Before there was a cooperative serving the area, two determined Virginians carried a message from community to community: If rural families and businesses wanted electric service, they might have to build the system themselves. In 1934 less than 8% of Virginia farms had electricity. In 1935, Dr. J.R. Travis and Francis Pitts traveled Virginia’s back roads, meeting with farmers, business owners and local families to build support for what became Farmers Rural Utilities, a nonprofit effort created to bring power to places investor-owned utilities had left behind. Their work reflected a principle that still defines electric cooperatives today: When communities are overlooked, the cooperative model can provide a practical, lasting solution.
Their efforts in Virginia took shape amid a pivotal national moment. President Franklin D. Roosevelt created the Rural Electrification Administration in 1935, and Congress followed with the Rural Electrification Act in 1936, giving rural communities access to financing for electric systems of their own.
“Electricity is a modern necessity of life, not a luxury,” Roosevelt said during an Aug. 11, 1938, address at Barnesville, Ga., dedicating an REA project. He argued that it should reach “every village, every home and every farm.” That vision helped reshape rural America and gave local leaders the tools they needed to turn persistence and local support into poles, wire and service.
In Virginia, that hard work paid off quickly. Farmers Rural Utilities energized the first REA-financed line in Virginia — and on the East Coast — in August 1936. After Virginia adopted enabling legislation for cooperatives in 1938, Farmers Rural Utilities became Virginia Electric Cooperative, headquartered in Bowling Green. Soon after, Northern Piedmont Electric Cooperative began extending service in its territory, bringing electricity to homes in Culpeper and Madison counties in 1939. Those efforts brought electric service to people who otherwise might have waited years for it, through a member-owned model organized around service, reliability and affordability rather than profit. By 1950, more than 90% of Virginia farms had electricity.
For decades, Virginia Electric Cooperative and Northern Piedmont Electric Cooperative operated in their service territories, extending power farther into rural communities and helping transform daily life along the way. Electricity revolutionized work on the farm, life in the home and opportunities in local economies.
By the 1970s, however, the energy landscape had become more difficult. Costs were rising, the industry was under pressure and scale mattered more than ever. Studies found that consolidation would reduce duplication, improve efficiency and strengthen long-term service. On Jan. 1, 1980, the two cooperatives officially merged to become Rappahannock Electric Cooperative.
REC’s formation strengthened the same cooperative identity that had shaped its predecessors from the beginning. It remained a not-for-profit, member-owned electric distribution cooperative, governed by the people it served and focused on providing service as cost-effectively as possible. In a cooperative, members are not just customers; they are the owners. When REC finds efficiencies, the benefit is not measured in higher returns for outside shareholders. It is measured in stronger service, better value and cost savings that help protect members over time.
In 2010, REC entered another defining chapter, when it acquired part of Allegheny Energy’s service territory.
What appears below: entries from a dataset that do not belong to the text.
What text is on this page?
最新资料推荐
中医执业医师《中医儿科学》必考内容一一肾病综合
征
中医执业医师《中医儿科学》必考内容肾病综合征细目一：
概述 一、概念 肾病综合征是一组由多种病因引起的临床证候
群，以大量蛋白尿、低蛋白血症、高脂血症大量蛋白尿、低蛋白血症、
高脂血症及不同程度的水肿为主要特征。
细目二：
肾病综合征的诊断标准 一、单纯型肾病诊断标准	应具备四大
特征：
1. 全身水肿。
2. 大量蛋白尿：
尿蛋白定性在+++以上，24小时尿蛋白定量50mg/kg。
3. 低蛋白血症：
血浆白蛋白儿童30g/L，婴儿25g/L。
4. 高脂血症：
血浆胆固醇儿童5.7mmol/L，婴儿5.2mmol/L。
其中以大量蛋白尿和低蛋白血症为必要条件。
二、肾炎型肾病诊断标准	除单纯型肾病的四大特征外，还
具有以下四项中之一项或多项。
The acquisition added members across 12 northwestern Virginia counties and increased connections from 103,000 to 154,000. That expansion significantly widened REC’s reach and brought many new consumers into the cooperative model, extending the benefits of member ownership across a much larger territory.
Today, REC serves more than 185,000 connections across 22 Virginia counties and maintains more than 18,000 miles of power lines, and ranks second nationally among cooperatives for miles of line and 12th for number of connections served. That growth is likely far beyond what the early organizers could have imagined, but the mission is the same. In an energy market shaped by volatility, infrastructure demands and rapid growth, the cooperative model remains centered on member value: balancing reliability with affordability, planning for the long term and making decisions with community impact in mind. Where other business models may answer first to profits, REC’s responsibility is directly to the people and places it serves.
When those early organizers went town to town and house to house, they were building more than power lines — they were building a promise that rural communities would not be left behind. In today’s more complex and challenging energy market, that same responsibility still drives REC: to protect reliability, safeguard affordability and make decisions that put members first.